Baptists for Puppy Mills?

November 01, 2010

Among the many elections tomorrow is Proposition B in Missouri, which is designed to stop puppy mills by increasing regulations and penalties on dog breeders. As it stands, Missouri is the puppy mill capital of the nation because of the lax rules. The Kansas City Star explains well what the Proposition would change. One would assume this would easily pass, because who does not love puppies (I mean, look at that cute little guy and see if you can still vote against stopping puppy mills--how's that for political messaging)? But, some breeders have been spending money to fight this Proposition, and some TEA Party groups have also voiced opposition because they see it as some nefarious government takeover. Joining them in taking this line, Missouri Baptist Convention leaders have also urged a "no" vote.
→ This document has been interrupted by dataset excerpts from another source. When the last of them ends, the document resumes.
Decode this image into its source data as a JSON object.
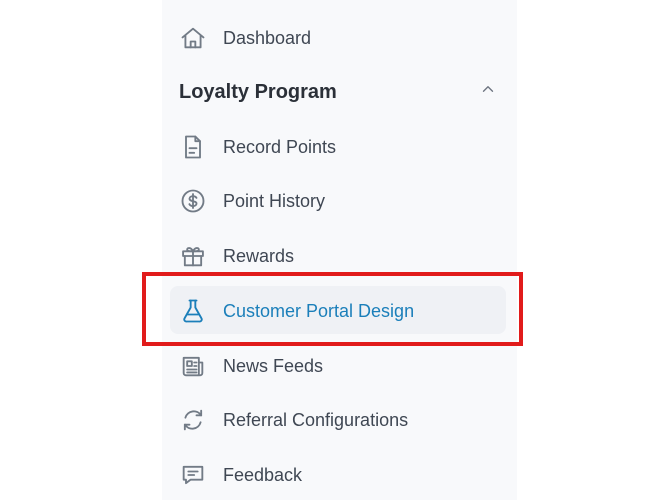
{
  "sidebar": {
    "dashboard": {
      "label": "Dashboard",
      "icon": "home-icon"
    },
    "section": {
      "title": "Loyalty Program",
      "chevron": "chevron-up-icon"
    },
    "items": [
      {
        "label": "Record Points",
        "icon": "document-icon"
      },
      {
        "label": "Point History",
        "icon": "dollar-circle-icon"
      },
      {
        "label": "Rewards",
        "icon": "gift-icon"
      },
      {
        "label": "Customer Portal Design",
        "icon": "flask-icon",
        "active": true
      },
      {
        "label": "News Feeds",
        "icon": "newspaper-icon"
      },
      {
        "label": "Referral Configurations",
        "icon": "refresh-icon"
      },
      {
        "label": "Feedback",
        "icon": "chat-bubble-icon"
      }
    ]
  },
  "colors": {
    "sidebar_bg": "#f8f9fb",
    "text": "#3f4753",
    "active_text": "#1b7fba",
    "active_bg": "#eff1f5",
    "highlight_border": "#e11b1b"
  }
}
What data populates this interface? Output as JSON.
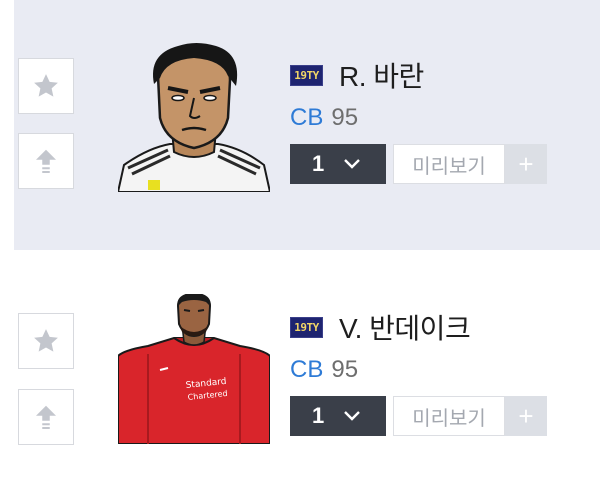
{
  "players": [
    {
      "season_badge": "19TY",
      "name": "R. 바란",
      "position": "CB",
      "ovr": "95",
      "level": "1",
      "preview_label": "미리보기",
      "plus_label": "+"
    },
    {
      "season_badge": "19TY",
      "name": "V. 반데이크",
      "position": "CB",
      "ovr": "95",
      "level": "1",
      "preview_label": "미리보기",
      "plus_label": "+"
    }
  ],
  "colors": {
    "row_highlight": "#e9ebf3",
    "position_blue": "#2e7bd6",
    "level_dark": "#3a3f49",
    "season_navy": "#1e2470",
    "season_gold": "#f2d667"
  },
  "icons": [
    "star-icon",
    "upgrade-arrow-icon",
    "chevron-down-icon"
  ]
}
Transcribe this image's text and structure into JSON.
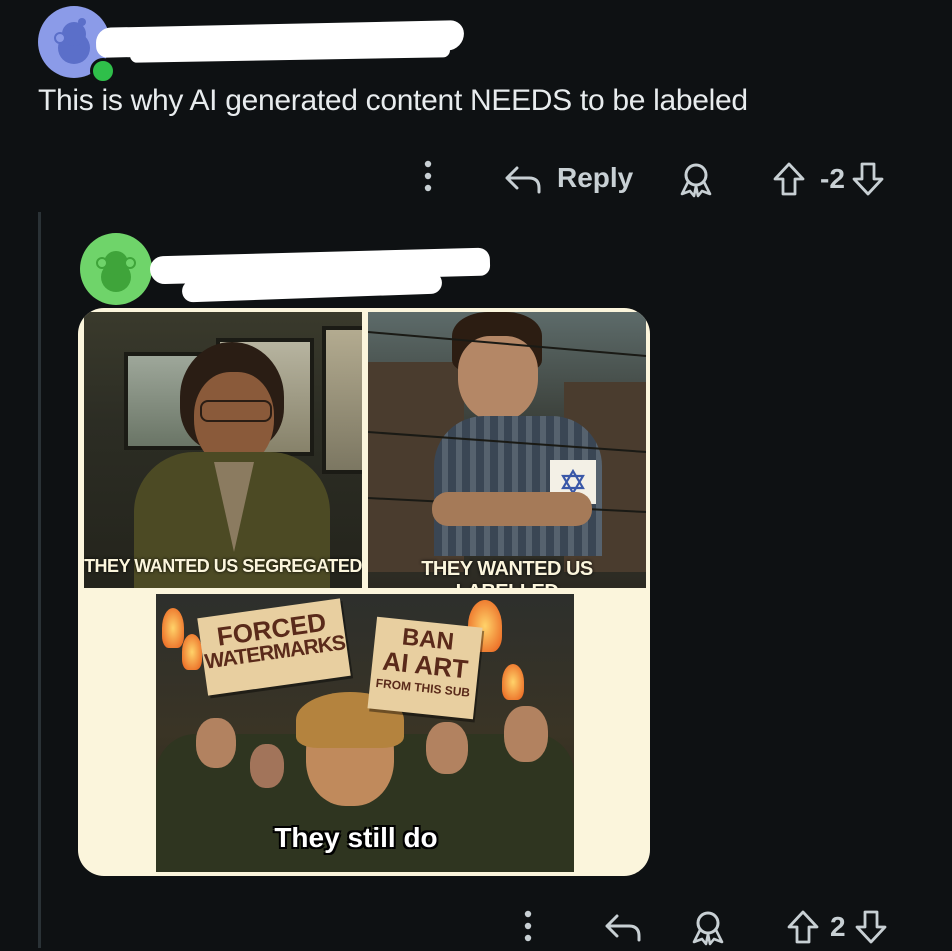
{
  "parent_comment": {
    "username": "",
    "text": "This is why AI generated content NEEDS to be labeled",
    "actions": {
      "reply_label": "Reply",
      "score": "-2"
    }
  },
  "child_comment": {
    "username": "",
    "score": "2",
    "meme": {
      "panel1_caption": "THEY WANTED US SEGREGATED",
      "panel2_caption": "THEY WANTED US LABELLED",
      "sign1_line1": "FORCED",
      "sign1_line2": "WATERMARKS",
      "sign2_line1": "BAN",
      "sign2_line2": "AI ART",
      "sign2_line3": "FROM THIS SUB",
      "panel3_caption": "They still do"
    }
  },
  "colors": {
    "background": "#0e1113",
    "avatar_parent": "#8b9be8",
    "avatar_child": "#6fd46a",
    "online_dot": "#2fbf4a",
    "meme_border": "#fbf5dc"
  },
  "icons": [
    "overflow-icon",
    "reply-icon",
    "award-icon",
    "upvote-icon",
    "downvote-icon",
    "snoo-icon"
  ]
}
They attack the Humane Society as an "extremist group" with a "radical agenda" (and wrongly state some of the supposed positions of the group). But is it really so extreme and radical to say puppies should not be stacked in crates on top of each other so that they poop and pee on the ones below them? Is it really so extreme and radical to demand that puppies be given personal attention and an opportunity to run around outside of the cage? What happened to the biblical commands to care for creation? Proposition B may not be the perfect solution, but it is clear that one cannot honestly claim there is not a problem that needs to be fixed. Additionally, the slippery slope argument is a logical fallacy; instead, each measure should be judged on its own merits. It is time for moral leadership.